2021SC@SDUSC
概述
索引是指按表中某些关键属性或表达式建立元组的逻辑顺序。使用索引可快速访问表中的特定元组。 例如在下面SQL语句中 :
SELECT name form student where id=120000;
如果不加索引,数据库会一行一行地进行扫描,查询的效率会大大降低,因此索引的重要性由此可知,它可以大大提高数据库查询性能。 PostgreSQL中有四种重要的索引类型:B_Tree ,Hash,GIN, GiST。本篇博客主要讲解postgreSQL是如何对不同的索引类型进行管理和操作实现其功能的。初步使用gdb调试方法设置相关函数断点,逐行运行,观察函数执行顺序来找到索引的相关管理和操作方法。 分析到的文件主要有以下几个pg_am.h,pg_am.dat,pg_index.h,genam.h,index.c,amapi.c,index.c,indexam.c,pg_index.h,ampi.h(自己对于代码的理解已经加在代码注释中)
管理索引的系统表
记录索引相关的系统表
为了管理不同的索引类型,postgreSQL定义了管理索引的系统表,首先每种索引都在pg_am系统表中用一个元组进行记录 下面为pg_am系统表。
[
{ oid => '2', oid_symbol => 'HEAP_TABLE_AM_OID',
descr => 'heap table access method',
amname => 'heap', amhandler => 'heap_tableam_handler', amtype => 't' },
{ oid => '403', oid_symbol => 'BTREE_AM_OID',
descr => 'b-tree index access method',
amname => 'btree', amhandler => 'bthandler', amtype => 'i' },
{ oid => '405', oid_symbol => 'HASH_AM_OID',
descr => 'hash index access method',
amname => 'hash', amhandler => 'hashhandler', amtype => 'i' },
{ oid => '783', oid_symbol => 'GIST_AM_OID',
descr => 'GiST index access method',
amname => 'gist', amhandler => 'gisthandler', amtype => 'i' },
{ oid => '2742', oid_symbol => 'GIN_AM_OID',
descr => 'GIN index access method',
amname => 'gin', amhandler => 'ginhandler', amtype => 'i' },
{ oid => '4000', oid_symbol => 'SPGIST_AM_OID',
descr => 'SP-GiST index access method',
amname => 'spgist', amhandler => 'spghandler', amtype => 'i' },
{ oid => '3580', oid_symbol => 'BRIN_AM_OID',
descr => 'block range index (BRIN) access method',
amname => 'brin', amhandler => 'brinhandler', amtype => 'i' },
]
而与该元组相关的数据结构则在pg_am.h中进行定义
CATALOG(pg_am,2601,AccessMethodRelationId)
{
Oid oid;
//即为索引名称
NameData amname;
regproc amhandler BKI_LOOKUP(pg_proc);
char amtype;
} FormData_pg_am;
而在pg_am_d.h也有关于pg_am.h相关的宏定义
#ifndef PG_AM_D_H
#define PG_AM_D_H
#define AccessMethodRelationId 2601
#define Anum_pg_am_oid 1
#define Anum_pg_am_amname 2
#define Anum_pg_am_amhandler 3
#define Anum_pg_am_amtype 4
#define Natts_pg_am 4
#define AMTYPE_INDEX 'i'
#define AMTYPE_TABLE 't'
#define HEAP_TABLE_AM_OID 2
#define BTREE_AM_OID 403
#define HASH_AM_OID 405
#define GIST_AM_OID 783
#define GIN_AM_OID 2742
#define SPGIST_AM_OID 4000
#define BRIN_AM_OID 3580
#endif
而进一步发现pg_amop.dat的系统表中也保存着记录不同索引的其他属性如amopfamily,amoplefttype等属性,其含义PostgreSQL上都有注释,在这里不再赘述。

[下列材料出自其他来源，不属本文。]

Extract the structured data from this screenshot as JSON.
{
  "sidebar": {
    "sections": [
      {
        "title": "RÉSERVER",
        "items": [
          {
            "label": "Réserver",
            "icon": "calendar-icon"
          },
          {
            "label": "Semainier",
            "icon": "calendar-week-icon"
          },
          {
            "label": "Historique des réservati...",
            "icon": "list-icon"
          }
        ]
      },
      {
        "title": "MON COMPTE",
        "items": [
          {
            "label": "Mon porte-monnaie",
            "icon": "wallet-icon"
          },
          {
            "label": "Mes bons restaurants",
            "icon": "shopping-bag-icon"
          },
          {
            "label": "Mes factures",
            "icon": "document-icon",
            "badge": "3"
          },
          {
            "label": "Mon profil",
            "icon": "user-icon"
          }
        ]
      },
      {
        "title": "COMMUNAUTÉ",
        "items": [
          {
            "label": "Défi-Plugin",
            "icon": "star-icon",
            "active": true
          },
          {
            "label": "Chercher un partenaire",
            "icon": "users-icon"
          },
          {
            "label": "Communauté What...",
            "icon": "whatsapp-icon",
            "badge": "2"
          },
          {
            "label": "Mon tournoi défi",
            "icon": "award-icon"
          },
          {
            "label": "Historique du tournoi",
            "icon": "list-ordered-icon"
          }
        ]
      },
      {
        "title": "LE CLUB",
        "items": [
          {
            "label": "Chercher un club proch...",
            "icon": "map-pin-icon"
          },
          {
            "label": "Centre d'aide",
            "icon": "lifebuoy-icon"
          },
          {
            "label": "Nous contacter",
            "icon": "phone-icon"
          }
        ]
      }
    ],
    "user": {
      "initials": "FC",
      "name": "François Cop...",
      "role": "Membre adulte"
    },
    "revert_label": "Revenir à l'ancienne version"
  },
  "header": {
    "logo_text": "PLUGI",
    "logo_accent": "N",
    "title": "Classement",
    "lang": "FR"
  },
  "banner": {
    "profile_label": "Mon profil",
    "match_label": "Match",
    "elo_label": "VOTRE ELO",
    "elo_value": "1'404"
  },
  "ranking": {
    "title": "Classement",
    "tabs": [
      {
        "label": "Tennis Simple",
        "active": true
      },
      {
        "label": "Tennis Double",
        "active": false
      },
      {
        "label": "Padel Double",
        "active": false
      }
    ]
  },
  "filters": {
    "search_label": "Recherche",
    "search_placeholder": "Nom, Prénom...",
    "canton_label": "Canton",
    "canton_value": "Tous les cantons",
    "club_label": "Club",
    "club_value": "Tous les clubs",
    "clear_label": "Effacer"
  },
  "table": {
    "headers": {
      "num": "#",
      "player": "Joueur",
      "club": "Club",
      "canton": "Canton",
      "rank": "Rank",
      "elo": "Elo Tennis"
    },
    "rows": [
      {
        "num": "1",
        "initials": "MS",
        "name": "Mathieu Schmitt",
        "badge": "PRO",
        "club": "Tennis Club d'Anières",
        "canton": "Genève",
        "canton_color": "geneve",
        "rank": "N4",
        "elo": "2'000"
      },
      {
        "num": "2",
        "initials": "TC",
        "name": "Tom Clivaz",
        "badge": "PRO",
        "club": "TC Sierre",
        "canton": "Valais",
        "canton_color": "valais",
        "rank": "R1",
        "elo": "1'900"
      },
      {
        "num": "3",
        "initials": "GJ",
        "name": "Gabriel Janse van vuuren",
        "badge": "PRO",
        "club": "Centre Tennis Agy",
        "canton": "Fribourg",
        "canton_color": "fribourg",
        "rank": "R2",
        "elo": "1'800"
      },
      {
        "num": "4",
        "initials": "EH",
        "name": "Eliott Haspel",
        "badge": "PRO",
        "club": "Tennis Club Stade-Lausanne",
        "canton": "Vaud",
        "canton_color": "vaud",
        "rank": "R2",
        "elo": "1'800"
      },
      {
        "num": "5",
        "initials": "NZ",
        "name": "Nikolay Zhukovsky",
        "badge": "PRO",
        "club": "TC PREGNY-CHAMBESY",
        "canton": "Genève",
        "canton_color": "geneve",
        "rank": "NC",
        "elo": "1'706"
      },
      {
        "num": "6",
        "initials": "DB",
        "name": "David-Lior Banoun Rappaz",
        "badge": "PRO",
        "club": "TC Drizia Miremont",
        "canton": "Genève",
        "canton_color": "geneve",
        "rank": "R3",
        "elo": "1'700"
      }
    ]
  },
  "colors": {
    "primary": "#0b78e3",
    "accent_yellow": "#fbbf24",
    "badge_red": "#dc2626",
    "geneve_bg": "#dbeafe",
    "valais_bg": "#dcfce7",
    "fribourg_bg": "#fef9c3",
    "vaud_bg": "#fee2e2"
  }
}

与pg_am相关的一系列系统表宏观的记录了不同索引类型的相关属性以及不同索引的操作函数。 而更进一步在系统表pg_index.dat上则记录了当我们创建使用索引时的相关属性和信息。 分析pg_index.h可得知其相关的数据结构
CATALOG(pg_index,2610,IndexRelationId) BKI_SCHEMA_MACRO
{
Oid indexrelid;
Oid indrelid;
int16 indnatts;
int16 indnkeyatts;
bool indisunique;
bool indisprimary;
bool indisexclusion;
bool indimmediate;
bool indisclustered;
bool indisvalid;
bool indcheckxmin;
bool indisready;
bool indislive;
bool indisreplident;
int2vector indkey;
#ifdef CATALOG_VARLEN
oidvector indcollation;
oidvector indclass;
int2vector indoption;
pg_node_tree indexprs;
pg_node_tree indpred;
#endif
} FormData_pg_index;
而具体的属性表示含义也可由下图汇总得出 而pg_index.dat并不直接设定各种索引所要操作的数据类型,这一部分则由pg_opclass进行管理。在这里不再展开讲述。 总而言之,系统表定义了关于索引的具体属性,可以更好的统一管理索引,可见postgreSQL的逻辑性,结构性都很强。
与索引系统表相关的后端源码
而对于如何对系统表进行相关的操作的相关源码则应该在backend/catalog中,由文件名可大致判断存在于index.c,indexing.c等文件中。因此我进行gdb调试将断点设置在了index.c的index_build的函数上 同时启动数据库,进行创建索引操作 另一边gdb调试查看堆栈可知index.c文件与索引相关的系统表的操作相关。同样方法调试indexing.c,可知相关。 通过阅读index.c的相关代码,可知是有关于对创建和删除索引时进行一系列操作的代码,因为index.c的代码有近四千行,在这里不一样分析,只粘贴部分函数代码进行分析。
void
index_build(Relation heapRelation,
Relation indexRelation,
IndexInfo *indexInfo,
bool isreindex,
bool parallel)
{
IndexBuildResult *stats;
Oid save_userid;
int save_sec_context;
int save_nestlevel;
Assert(RelationIsValid(indexRelation));
Assert(PointerIsValid(indexRelation->rd_indam));
Assert(PointerIsValid(indexRelation->rd_indam->ambuild));
Assert(PointerIsValid(indexRelation->rd_indam->ambuildempty));
if (parallel && IsNormalProcessingMode() &&
indexRelation->rd_rel->relam == BTREE_AM_OID)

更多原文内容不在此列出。